Lesung aus Max Mannheimers "Spätes Tagebuch"

D5 - Kultur- und Bürger*innenzentrum in Wurzen

Michael Stacheder liest und erzählt aus den Erinnerungen des Shoa-Überlebenden

Max Mannheimer hat alles durchlitten, was einem Menschen in dem von den Deutschen entfesselten Inferno zustoßen konnte: Demütigung, Vertreibung, Internierung im Ghetto, Tod fast der ganzen Familie in der Gaskammer, Arbeitslager und KZ, Hunger, Krankheit und Misshandlung. Wie durch ein Wunder hat er die Hölle überlebt. Mannheimer sprach lange nicht über das, was er erlebt hatte. Erst, als er irrtümlich seinen Tod nahe glaubte, entschloss er sich, für die Nachgeborenen das Erlittene festzuhalten.

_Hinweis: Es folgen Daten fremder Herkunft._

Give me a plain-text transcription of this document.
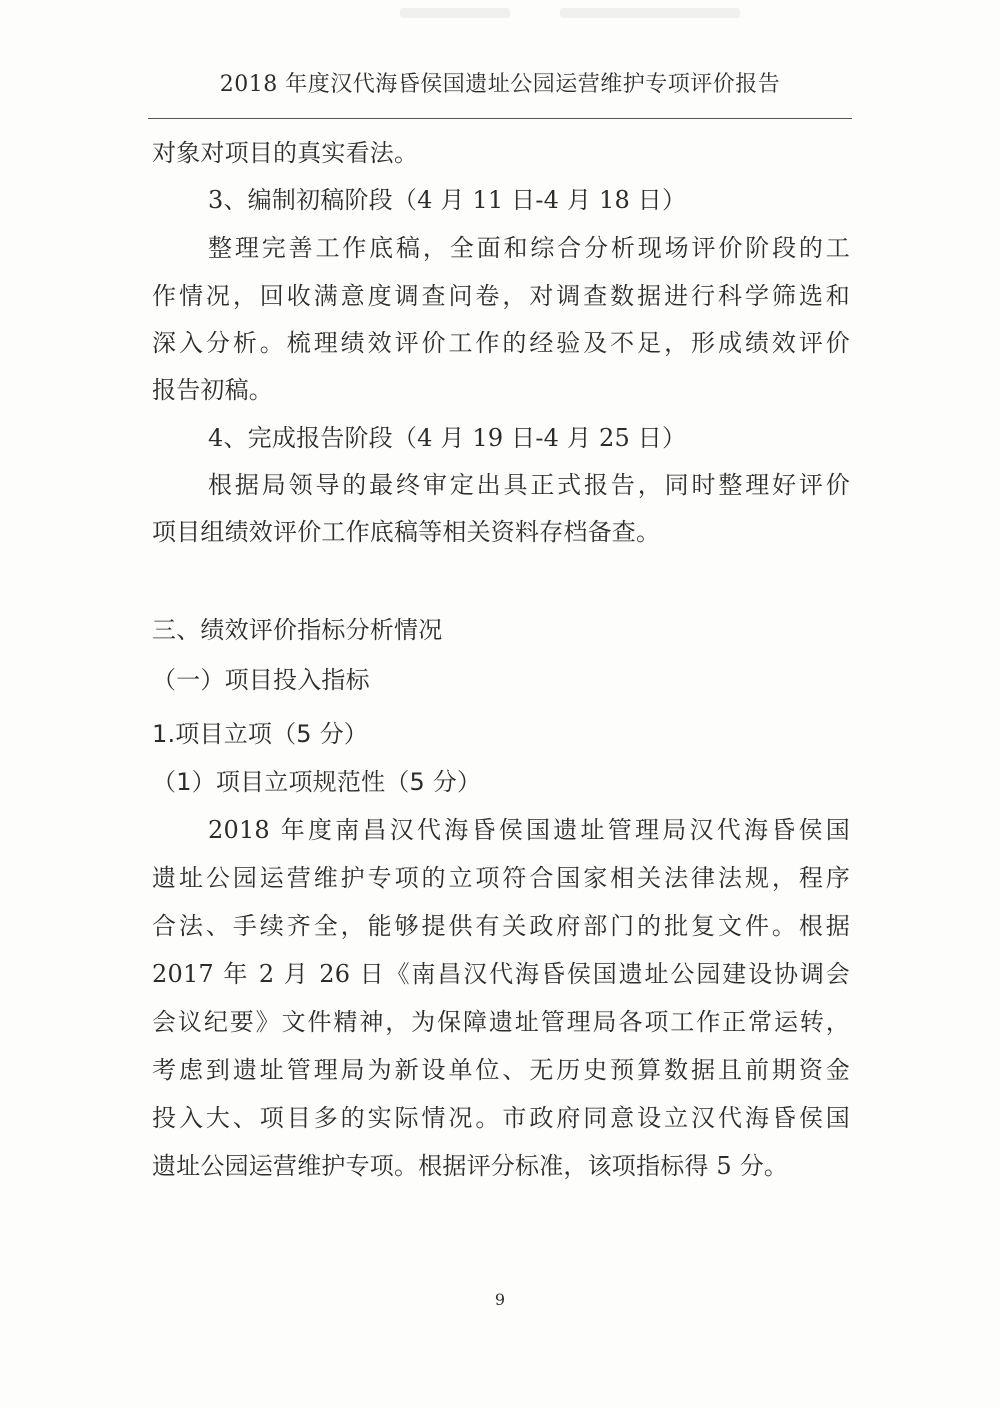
2018 年度汉代海昏侯国遗址公园运营维护专项评价报告
对象对项目的真实看法。
3、编制初稿阶段（4 月 11 日-4 月 18 日）
整理完善工作底稿，全面和综合分析现场评价阶段的工
作情况，回收满意度调查问卷，对调查数据进行科学筛选和
深入分析。梳理绩效评价工作的经验及不足，形成绩效评价
报告初稿。
4、完成报告阶段（4 月 19 日-4 月 25 日）
根据局领导的最终审定出具正式报告，同时整理好评价
项目组绩效评价工作底稿等相关资料存档备查。
三、绩效评价指标分析情况
（一）项目投入指标
1.项目立项（5 分）
（1）项目立项规范性（5 分）
2018 年度南昌汉代海昏侯国遗址管理局汉代海昏侯国
遗址公园运营维护专项的立项符合国家相关法律法规，程序
合法、手续齐全，能够提供有关政府部门的批复文件。根据
2017 年 2 月 26 日《南昌汉代海昏侯国遗址公园建设协调会
会议纪要》文件精神，为保障遗址管理局各项工作正常运转，
考虑到遗址管理局为新设单位、无历史预算数据且前期资金
投入大、项目多的实际情况。市政府同意设立汉代海昏侯国
遗址公园运营维护专项。根据评分标准，该项指标得 5 分。
9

Max Mannheimer war bis zu seinem Tode im September 2016 unermüdlich tätig in Vorträgen, Diskussionen und Führungen durch die KZ-Gedenkstätte Dachau. In zahllosen Veranstaltungen, vor allem auch in Schulen, leistete er die schmerzlichste Arbeit der Erinnerung. Sein Spätes Tagebuch ist ein großes menschliches Dokument und erschien erstmals 1983.

Die Lesung findet, so es die Corona-Einschränkungen zulassen im Kultur - und Bürger*innenzentrum D5 in Wurzen statt.

Der Eintritt kostet 7,- / erm. 5,- Euro. Änderungen werden rechtzeitig bekannt gegeben.